Ube3a-ATS is an atypical RNA polymerase II transcript that represses the paternal expression of Ube3a

• Published in: Human molecular genetics Vol. 21; no. 13; pp. 3001 - 3012
• Main Authors: Meng, Linyan, Person, Richard E., Beaudet, Arthur L.
• Format: Journal Article
• Language: English
• Published: Oxford Oxford University Press 01.07.2012
• Subjects: Angelman Syndrome - genetics; Angelman Syndrome - pathology; Angelman Syndrome - therapy; Animals; Biological and medical sciences; Cells, Cultured; Embryonic Stem Cells - metabolism; Female; Fundamental and applied biological sciences. Psychology; Genetics of eukaryotes. Biological and molecular evolution; Genomic Imprinting; Humans; Male; Mice; Mice, Inbred C57BL; Molecular and cellular biology; Neurons - metabolism; Polyadenylation; Promoter Regions, Genetic; RNA Polymerase II; RNA, Antisense - genetics; RNA, Antisense - metabolism; snRNP Core Proteins - genetics; Transcription, Genetic; Ubiquitin-Protein Ligases - biosynthesis; Ubiquitin-Protein Ligases - genetics; Ubiquitin-Protein Ligases - metabolism; Messenger RNA; Gene; Genetics; Atypical; Repression; Gene expression; Father; RNA polymerase II
• ISSN: 0964-6906; 1460-2083; 1460-2083
• DOI: 10.1093/hmg/dds130

The Angelman syndrome gene, UBE3A, is subject to genomic imprinting controlled by mechanisms that are only partially understood. Its antisense transcript, UBE3A-ATS, is also imprinted and hypothesized to suppress UBE3A in cis. In this research, we showed that the mouse antisense ortholog, Ube3a-ATS, was transcribed by RNA polymerase (RNAP) II. However, unlike typical protein-coding transcripts, Ube3a-ATS was not poly-adenylated and was localized exclusively in the nucleus. It was relatively unstable with a half-life of 4 h, shorter than most protein-coding RNAs tested. To understand the role of Ube3a-ATS in vivo, a mouse model with a 0.9-kb genomic deletion over the paternal Snrpn major promoter was studied. The mice showed partial activation of paternal Ube3a, with decreased expression of Ube3a-ATS but not any imprinting defects in the Prader-Willi syndrome/Angelman syndrome region.
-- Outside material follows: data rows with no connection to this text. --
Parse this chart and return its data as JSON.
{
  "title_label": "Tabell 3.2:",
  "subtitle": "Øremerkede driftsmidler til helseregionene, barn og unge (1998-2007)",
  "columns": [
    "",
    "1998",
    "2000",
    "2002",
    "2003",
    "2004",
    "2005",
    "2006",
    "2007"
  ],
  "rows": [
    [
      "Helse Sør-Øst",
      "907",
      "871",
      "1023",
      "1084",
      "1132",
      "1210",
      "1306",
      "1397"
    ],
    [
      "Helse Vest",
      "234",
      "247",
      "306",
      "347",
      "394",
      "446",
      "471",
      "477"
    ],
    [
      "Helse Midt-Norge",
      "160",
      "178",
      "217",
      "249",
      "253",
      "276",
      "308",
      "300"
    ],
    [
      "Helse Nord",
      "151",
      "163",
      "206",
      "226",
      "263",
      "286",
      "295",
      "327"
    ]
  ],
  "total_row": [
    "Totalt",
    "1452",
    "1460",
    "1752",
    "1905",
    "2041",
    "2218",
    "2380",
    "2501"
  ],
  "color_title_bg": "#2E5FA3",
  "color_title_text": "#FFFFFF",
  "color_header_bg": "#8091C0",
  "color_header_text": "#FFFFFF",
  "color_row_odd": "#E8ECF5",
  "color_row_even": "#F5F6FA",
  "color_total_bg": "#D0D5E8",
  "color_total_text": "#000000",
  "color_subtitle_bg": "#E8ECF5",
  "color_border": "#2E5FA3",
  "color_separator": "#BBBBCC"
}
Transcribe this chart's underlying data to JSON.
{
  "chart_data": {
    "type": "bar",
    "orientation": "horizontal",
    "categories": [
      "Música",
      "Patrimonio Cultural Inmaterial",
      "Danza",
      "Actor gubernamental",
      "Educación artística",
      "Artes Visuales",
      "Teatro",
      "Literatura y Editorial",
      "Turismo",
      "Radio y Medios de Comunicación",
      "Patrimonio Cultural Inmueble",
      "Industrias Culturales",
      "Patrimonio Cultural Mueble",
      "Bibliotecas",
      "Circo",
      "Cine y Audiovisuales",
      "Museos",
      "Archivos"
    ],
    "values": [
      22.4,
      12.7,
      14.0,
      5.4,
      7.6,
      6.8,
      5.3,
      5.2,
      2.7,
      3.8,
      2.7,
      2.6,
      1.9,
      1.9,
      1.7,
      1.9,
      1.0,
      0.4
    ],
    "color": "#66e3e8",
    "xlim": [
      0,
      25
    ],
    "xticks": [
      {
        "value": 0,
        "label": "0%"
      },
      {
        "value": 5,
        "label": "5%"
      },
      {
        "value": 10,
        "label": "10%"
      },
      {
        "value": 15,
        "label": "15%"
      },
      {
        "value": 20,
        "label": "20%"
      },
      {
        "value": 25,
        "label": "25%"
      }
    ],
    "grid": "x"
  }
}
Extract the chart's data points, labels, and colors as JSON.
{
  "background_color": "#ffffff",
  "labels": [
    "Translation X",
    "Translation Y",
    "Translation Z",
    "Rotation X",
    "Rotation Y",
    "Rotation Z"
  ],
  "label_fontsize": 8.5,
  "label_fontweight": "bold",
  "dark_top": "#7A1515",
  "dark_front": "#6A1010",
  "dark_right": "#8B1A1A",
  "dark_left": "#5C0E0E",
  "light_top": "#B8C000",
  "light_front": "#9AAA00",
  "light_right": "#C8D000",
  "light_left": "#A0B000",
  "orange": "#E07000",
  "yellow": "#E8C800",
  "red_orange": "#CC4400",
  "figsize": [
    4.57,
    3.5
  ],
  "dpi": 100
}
A novel cell culture model was also generated with a transcriptional termination cassette inserted downstream of Ube3a on the paternal chromosome to reduce Ube3a-ATS transcription. In neuronally differentiated embryonic stem (ES) cells, paternal Ube3a was found to be expressed at a high level, comparable with that of the maternal allele. To further characterize the antisense RNA, a strand-specific microarray was performed. Ube3a-ATS was detectable across the entire locus of Ube3a and extended beyond the transcriptional start site of Ube3a. In summary, we conclude that Ube3a-ATS is an atypical RNAPII transcript that represses Ube3a on the paternal chromosome. These results suggest that the repression of human UBE3A-ATS may activate the expression of UBE3A from the paternal chromosome, providing a potential therapeutic strategy for patients with Angelman syndrome.